Kebijakan pemerintahan Joko Widodo atau Jokowi sekarang dalam pengadaan perlengkapan alutsista harus dilakukan dengan pembelian dari dalam negeri mulai dari meriam, tank baja, peluru, senapan hingga kapal perang.
Menurut dia, alutsista produk anak-anak bangsa sudah menyamai standar kualitas internasional seperti yang dihasilkan oleh PT Pindad Bandung dan PAL Surabaya. Bahkan, produksi alutsista PT Pindad Bandung dan PAL Surabaya juga telah diekspor ke sejumlah negara di Afrika dan Asia.
"Kita beli kapal perang di dalam negeri karena punya uang sendiri. Jika tidak ada, beli di luar negeri, tetapi harus jujur dan tidak dikorupsi," kata Mahfud seperti dikutip Antara.

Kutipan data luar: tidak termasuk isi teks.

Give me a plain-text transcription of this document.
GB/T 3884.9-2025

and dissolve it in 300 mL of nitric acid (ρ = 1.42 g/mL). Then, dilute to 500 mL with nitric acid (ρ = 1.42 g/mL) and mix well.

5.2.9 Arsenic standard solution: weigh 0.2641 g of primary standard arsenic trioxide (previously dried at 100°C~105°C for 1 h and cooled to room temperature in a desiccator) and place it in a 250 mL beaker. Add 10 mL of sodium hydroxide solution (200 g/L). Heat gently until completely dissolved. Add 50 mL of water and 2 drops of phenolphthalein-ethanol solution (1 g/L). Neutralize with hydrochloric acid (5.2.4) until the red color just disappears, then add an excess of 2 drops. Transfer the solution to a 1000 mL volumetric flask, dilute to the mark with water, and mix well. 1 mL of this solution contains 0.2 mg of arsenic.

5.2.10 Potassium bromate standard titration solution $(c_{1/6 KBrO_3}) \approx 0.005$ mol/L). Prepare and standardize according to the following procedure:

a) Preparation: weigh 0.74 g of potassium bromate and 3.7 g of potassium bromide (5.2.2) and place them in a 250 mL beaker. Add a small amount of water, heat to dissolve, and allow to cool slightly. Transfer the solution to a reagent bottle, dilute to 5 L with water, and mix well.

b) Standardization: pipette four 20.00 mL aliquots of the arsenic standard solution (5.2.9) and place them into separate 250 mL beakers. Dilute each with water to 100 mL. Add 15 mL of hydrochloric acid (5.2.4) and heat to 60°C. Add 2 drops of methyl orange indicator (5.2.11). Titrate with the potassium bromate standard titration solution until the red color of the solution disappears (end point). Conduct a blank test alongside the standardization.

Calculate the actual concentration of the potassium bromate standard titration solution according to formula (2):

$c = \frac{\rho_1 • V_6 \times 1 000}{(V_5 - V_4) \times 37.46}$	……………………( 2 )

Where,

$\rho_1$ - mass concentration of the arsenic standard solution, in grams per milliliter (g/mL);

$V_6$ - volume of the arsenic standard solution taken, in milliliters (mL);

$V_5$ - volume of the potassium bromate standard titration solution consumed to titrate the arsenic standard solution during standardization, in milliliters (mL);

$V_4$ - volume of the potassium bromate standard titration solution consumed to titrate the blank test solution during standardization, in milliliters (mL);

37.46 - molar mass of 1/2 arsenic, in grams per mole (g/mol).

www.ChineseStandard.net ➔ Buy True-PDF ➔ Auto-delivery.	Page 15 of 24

Ia mengatakan, pihaknya juga merasa aneh jika di era reformasi ini Indonesia punya PT Pindad yang sudah mampu membuat alutsista namun masih harus beli di luar negeri.
Ia menerima laporan saat dirinya menjabat Menteri Pertahanan, terjadi di salah satu instansi pada zaman Orde Baru ketika membutuhkan senapan untuk jarak tembak 100 meter harus dilelang.
Saat itu, kata dia, PT Pindad menawarkan dengan harga satu pucuk senjata Rp 100 ribu. Namun, salah satu perusahaan di Singapura menawarkan Rp 250 ribu/senjata. Pelelangan itu dimenangkan oleh perusahaan dari Singapura dengan alasan beda kabel. Padahal, perusahaan Singapura itu membeli senjata dari PT Pindad Bandung.
Kejadian seperti itu, kata dia, tentu ada permainan kotor dari pejabat tertentu untuk meraup keuntungan.
"Sekarang semua persenjataan dibeli di dalam negeri sendiri," katanya menjelaskan.
Pesawat Hercules
Ia mengatakan, dirinya saat menjabat Menteri Pertahanan juga menerima laporan bahwa hanya dua dari 22 pesawat Hercules yang bisa dioperasikan.
Sedangkan, 20 pesawat Hercules lainnya tidak bisa beroperasi karena mesinnya dipindahkan, sebab saat itu Indonesia terkena embargo senjata dari Amerika Serikat.
Karena itu, dirinya diperintahkan Presiden agar 20 pesawat Hercules itu bisa beroperasi sehingga membeli alutsista dari perusahaan di Yordania.